Thinking about installing new siding? ABC Seamless, in Fargo, N.D., wants you to think steel siding. So when you visit the company's website you'll see a video that shows a barbecue grill melting a panel of vinyl. But though the video ? an ad for the company's Bismark dealer affiliate ? is on the ABC Seamless website, what you're seeing is actually posted on online video sharing/hosting site YouTube.
Why Be There?
YouTube is the most popular of almost 100 online video sites. Posting videos there or elsewhere online can help drive searchers to your website. Video can be used to establish your authority as an expert, rebroadcast commercials, or showcase customer testimonials.

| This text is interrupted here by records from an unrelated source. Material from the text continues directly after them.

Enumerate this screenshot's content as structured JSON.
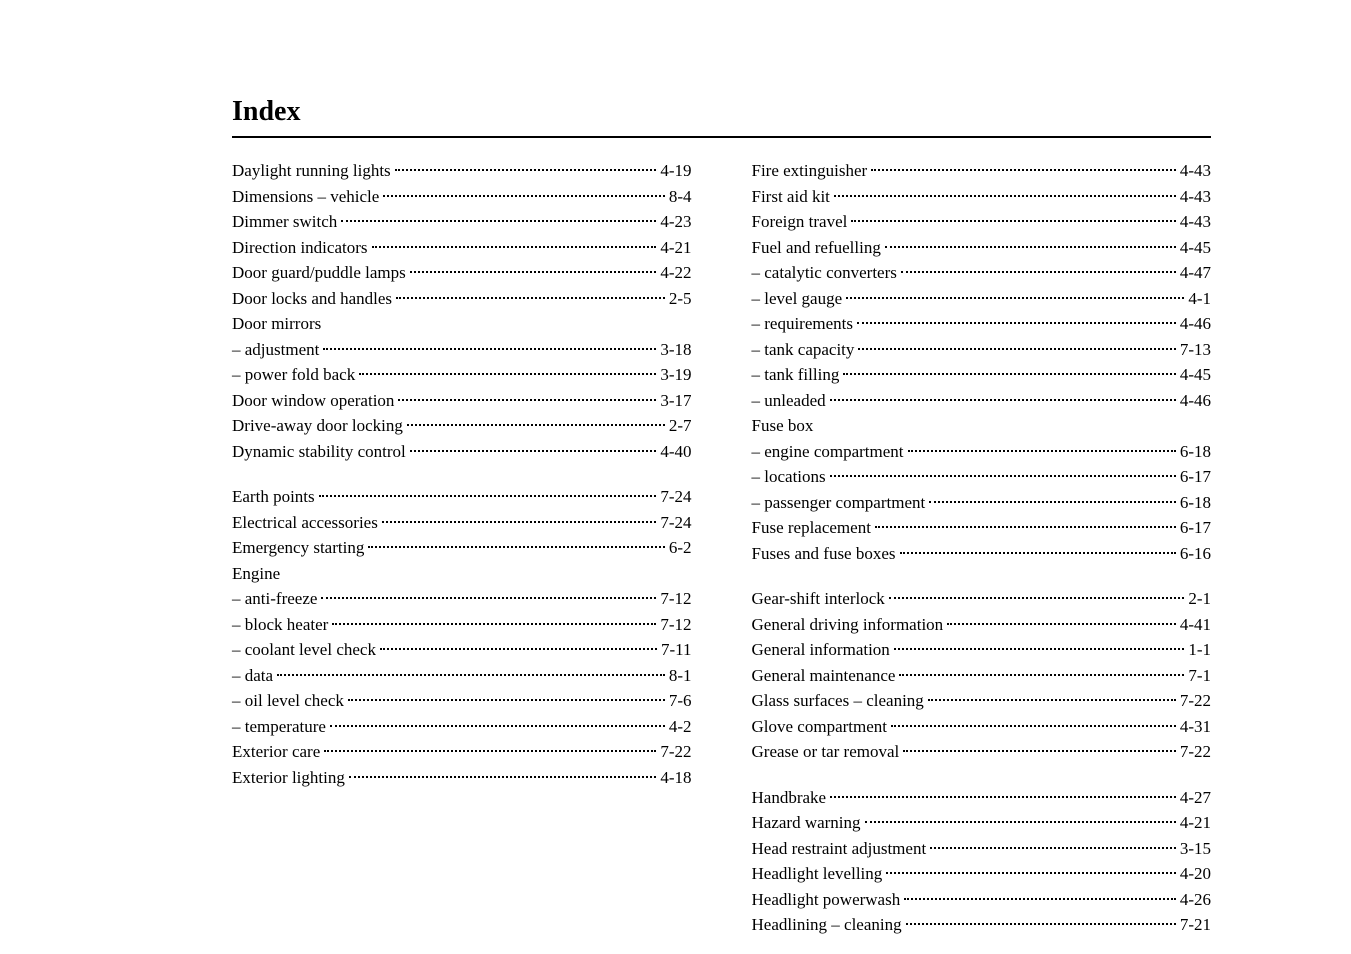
{
  "title": "Index",
  "left_column": {
    "groups": [
      {
        "entries": [
          {
            "label": "Daylight running lights",
            "page": "4-19"
          },
          {
            "label": "Dimensions – vehicle",
            "page": "8-4"
          },
          {
            "label": "Dimmer switch",
            "page": "4-23"
          },
          {
            "label": "Direction indicators",
            "page": "4-21"
          },
          {
            "label": "Door guard/puddle lamps",
            "page": "4-22"
          },
          {
            "label": "Door locks and handles",
            "page": "2-5"
          },
          {
            "label": "Door mirrors",
            "page": ""
          },
          {
            "label": "– adjustment",
            "page": "3-18"
          },
          {
            "label": "– power fold back",
            "page": "3-19"
          },
          {
            "label": "Door window operation",
            "page": "3-17"
          },
          {
            "label": "Drive-away door locking",
            "page": "2-7"
          },
          {
            "label": "Dynamic stability control",
            "page": "4-40"
          }
        ]
      },
      {
        "entries": [
          {
            "label": "Earth points",
            "page": "7-24"
          },
          {
            "label": "Electrical accessories",
            "page": "7-24"
          },
          {
            "label": "Emergency starting",
            "page": "6-2"
          },
          {
            "label": "Engine",
            "page": ""
          },
          {
            "label": "– anti-freeze",
            "page": "7-12"
          },
          {
            "label": "– block heater",
            "page": "7-12"
          },
          {
            "label": "– coolant level check",
            "page": "7-11"
          },
          {
            "label": "– data",
            "page": "8-1"
          },
          {
            "label": "– oil level check",
            "page": "7-6"
          },
          {
            "label": "– temperature",
            "page": "4-2"
          },
          {
            "label": "Exterior care",
            "page": "7-22"
          },
          {
            "label": "Exterior lighting",
            "page": "4-18"
          }
        ]
      }
    ]
  },
  "right_column": {
    "groups": [
      {
        "entries": [
          {
            "label": "Fire extinguisher",
            "page": "4-43"
          },
          {
            "label": "First aid kit",
            "page": "4-43"
          },
          {
            "label": "Foreign travel",
            "page": "4-43"
          },
          {
            "label": "Fuel and refuelling",
            "page": "4-45"
          },
          {
            "label": "– catalytic converters",
            "page": "4-47"
          },
          {
            "label": "– level gauge",
            "page": "4-1"
          },
          {
            "label": "– requirements",
            "page": "4-46"
          },
          {
            "label": "– tank capacity",
            "page": "7-13"
          },
          {
            "label": "– tank filling",
            "page": "4-45"
          },
          {
            "label": "– unleaded",
            "page": "4-46"
          },
          {
            "label": "Fuse box",
            "page": ""
          },
          {
            "label": "– engine compartment",
            "page": "6-18"
          },
          {
            "label": "– locations",
            "page": "6-17"
          },
          {
            "label": "– passenger compartment",
            "page": "6-18"
          },
          {
            "label": "Fuse replacement",
            "page": "6-17"
          },
          {
            "label": "Fuses and fuse boxes",
            "page": "6-16"
          }
        ]
      },
      {
        "entries": [
          {
            "label": "Gear-shift interlock",
            "page": "2-1"
          },
          {
            "label": "General driving information",
            "page": "4-41"
          },
          {
            "label": "General information",
            "page": "1-1"
          },
          {
            "label": "General maintenance",
            "page": "7-1"
          },
          {
            "label": "Glass surfaces – cleaning",
            "page": "7-22"
          },
          {
            "label": "Glove compartment",
            "page": "4-31"
          },
          {
            "label": "Grease or tar removal",
            "page": "7-22"
          }
        ]
      },
      {
        "entries": [
          {
            "label": "Handbrake",
            "page": "4-27"
          },
          {
            "label": "Hazard warning",
            "page": "4-21"
          },
          {
            "label": "Head restraint adjustment",
            "page": "3-15"
          },
          {
            "label": "Headlight levelling",
            "page": "4-20"
          },
          {
            "label": "Headlight powerwash",
            "page": "4-26"
          },
          {
            "label": "Headlining – cleaning",
            "page": "7-21"
          }
        ]
      }
    ]
  }
}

Posting a video will quickly bring you to the attention of consumers who are searching online. And some videos really get around. For instance, in the last two years, more than 47,000 people have viewed a window installation video posted on YouTube by Maine contractor David Deschaine (daviddeschaine.com).
"There might be 200 guys in the area doing what you're doing," points out marketing and public relations expert Mark Shapiro, "but if the homeowner does a Google search under 'Web' or 'videos,' you'll come up much higher on the [search results] page."
What People Want To See
To get your video on YouTube, which claims to account for 60% of all videos watched online, you first have to make one. For Ben Timko, owner of 765Deck (765deck.net), in Clearfield, Pa., who is planning to expand his company's expertise in re-decking into a dealership program, video offers the perfect medium. Timko hired the teenage son of one of his employees to create a video and a YouTube channel for the company.
Deschaine taught himself to shoot videos using a Flip camcorder, and then to edit them and post them online. He now has more than 55 videos on YouTube.
Note that your company's website may need to be revamped or updated if you want to include video. When ABC Seamless updated and redesigned its site two years ago, the company moved to include the ability to post video. "We are committed to video as what people want to see on the Internet," marketing director Nick Goodroad says. The initial choice was between including a video portal as part of the site or posting videos on sites such as YouTube and linking to them.
If you're considering creating videos to post on online sites, Shapiro, who has produced lots of videos, suggests keeping them short. "Five two-minute videos are better than one 10-minute video," he says.
What should you make videos of? Think about what your customers ask you, Shapiro says. He suggests that contractors make a list of the three most frequently asked homeowner questions and make videos that supply the answers to them.